In the second block of simulations we set askew the bookie's halo just a tad by introducing some variability to his Home team probability assessments - just 2.5% for these simulations.

This sliver of vulnerability can be exploited for profit and, interestingly, can be so exploited by a punter with the same characteristics as his. Here for the first time we see the benefit of the punter's ability to abstain from punting when her assessment - rightly or wrongly - suggests it's unwise to do so. In the simulations, a punter with a standard deviation of 2.5% bets in over 40% of contests and generates an ROI of around 2.5-3% depending on staking strategy. She can expect to be profitable in over half of the seasons in which she competes under these conditions.

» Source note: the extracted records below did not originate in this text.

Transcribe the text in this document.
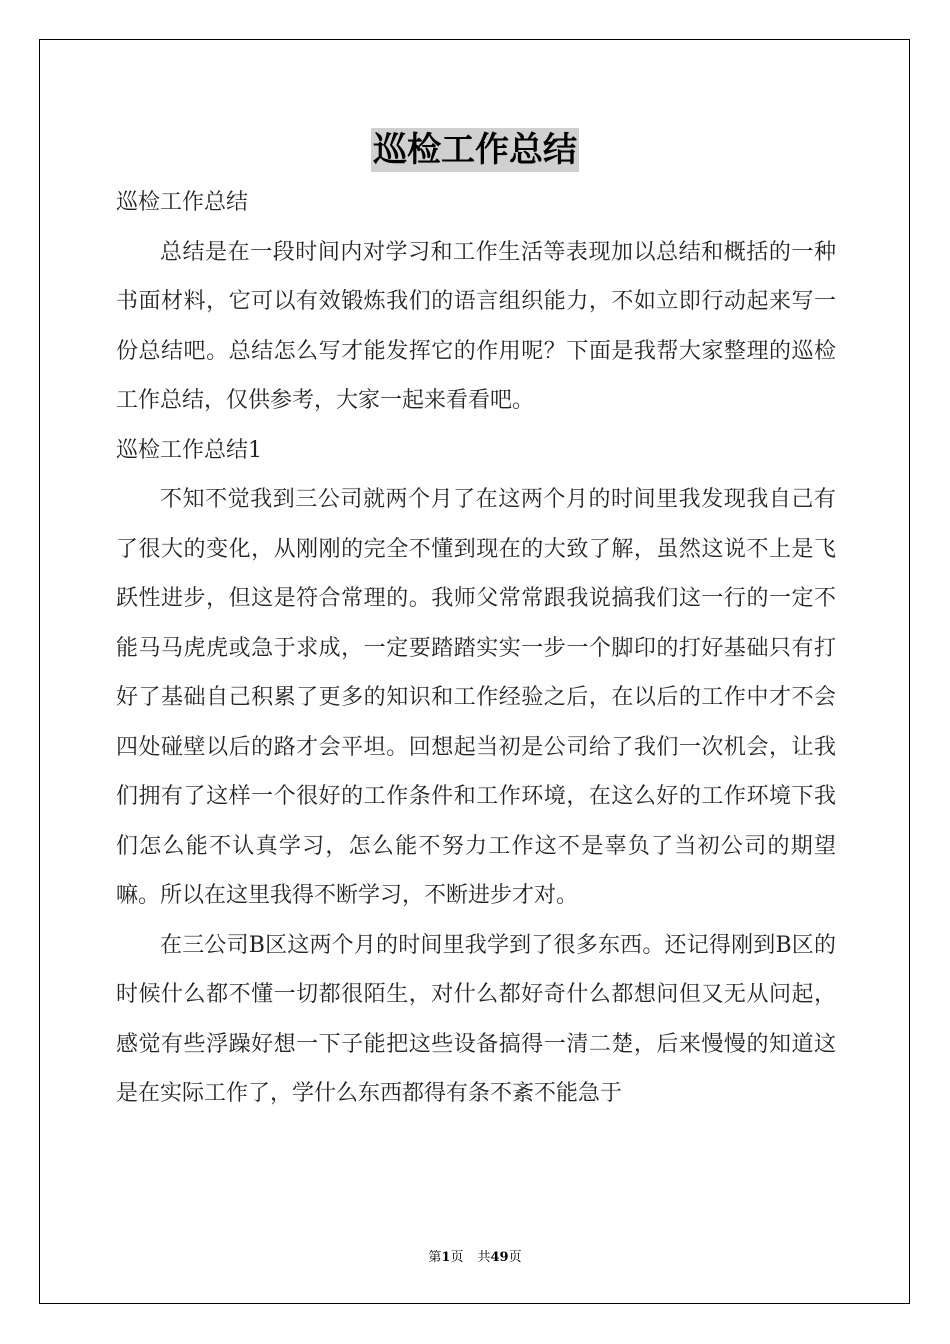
巡检工作总结

巡检工作总结

总结是在一段时间内对学习和工作生活等表现加以总结和概括的一种书面材料，它可以有效锻炼我们的语言组织能力，不如立即行动起来写一份总结吧。总结怎么写才能发挥它的作用呢？下面是我帮大家整理的巡检工作总结，仅供参考，大家一起来看看吧。

巡检工作总结1

不知不觉我到三公司就两个月了在这两个月的时间里我发现我自己有了很大的变化，从刚刚的完全不懂到现在的大致了解，虽然这说不上是飞跃性进步，但这是符合常理的。我师父常常跟我说搞我们这一行的一定不能马马虎虎或急于求成，一定要踏踏实实一步一个脚印的打好基础只有打好了基础自己积累了更多的知识和工作经验之后，在以后的工作中才不会四处碰壁以后的路才会平坦。回想起当初是公司给了我们一次机会，让我们拥有了这样一个很好的工作条件和工作环境，在这么好的工作环境下我们怎么能不认真学习，怎么能不努力工作这不是辜负了当初公司的期望嘛。所以在这里我得不断学习，不断进步才对。

在三公司B区这两个月的时间里我学到了很多东西。还记得刚到B区的时候什么都不懂一切都很陌生，对什么都好奇什么都想问但又无从问起，感觉有些浮躁好想一下子能把这些设备搞得一清二楚，后来慢慢的知道这是在实际工作了，学什么东西都得有条不紊不能急于

第1页 共49页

As we lift the punter's standard deviation, however, we initially snuff out and then proceed to thoroughly demolish the profit opportunity

By the time we reach the third block we're facing a bookie who's likely to be on the cusp of a career change, who has a standard deviation of a whopping (for him) 5%. A punter with a standard deviation as high as 10% is still more likely than not to profit from a season's tussling with such a bookie. If her standard deviation is less than or equal to the bookie's, she'd marginally prefer to be Kelly-staking against him. At a 10% standard deviation, she'd rather be level-staking, though Kelly-staking is nonetheless profitable too.

In the fourth block we introduce a bookie with a small Home-team bias. This makes him very exploitable by a mythical perfect punter - with no bias and zero standard deviation - but also mildly exploitable by one with a 2.5% standard deviation.

Later blocks add variability to the bookie's bias, then bias to the punter, and then both variability and bias to the bookie and to the punter. I'll leave these to the committed reader to review and interpret.

Looking across the 56 combinations that appear in the table, some principles and interesting observations emerge: 

• More variability is always bad for the punter in that it lowers the expected ROI and the probability of making a profit from level- and from Kelly-staking. It also increases the average wager size for Kelly-staking and increase the average number of wagers both for level-staking and for Kelly-wagering.
• A Home team bias for the punter has neither a universally good or bad effect on her returns. This is counterintuitive to me, and needs further investigation.
• A bookie with a zero standard deviation to his Home team probability estimates is very tough to beat unless the punter also has zero standard deviation or the bookie has a mild Home team bias.
• A bookie with non-zero standard deviation is exploitable, even by a punter with a large standard deviation
• Even in the most unfavourable of circumstances - say, for example, a biased punter with a huge standard deviation facing a perfect bookie - a profitable season is only odds of about 3/1.

There's a lot we can do now that this simulation tool is built, for example by modelling the bias and standard deviation as a function of the Home team probability. We can also, using other tools, seek to determine the relative impact of changing the various parameters for the bookie and for the punter on the punter's ROI.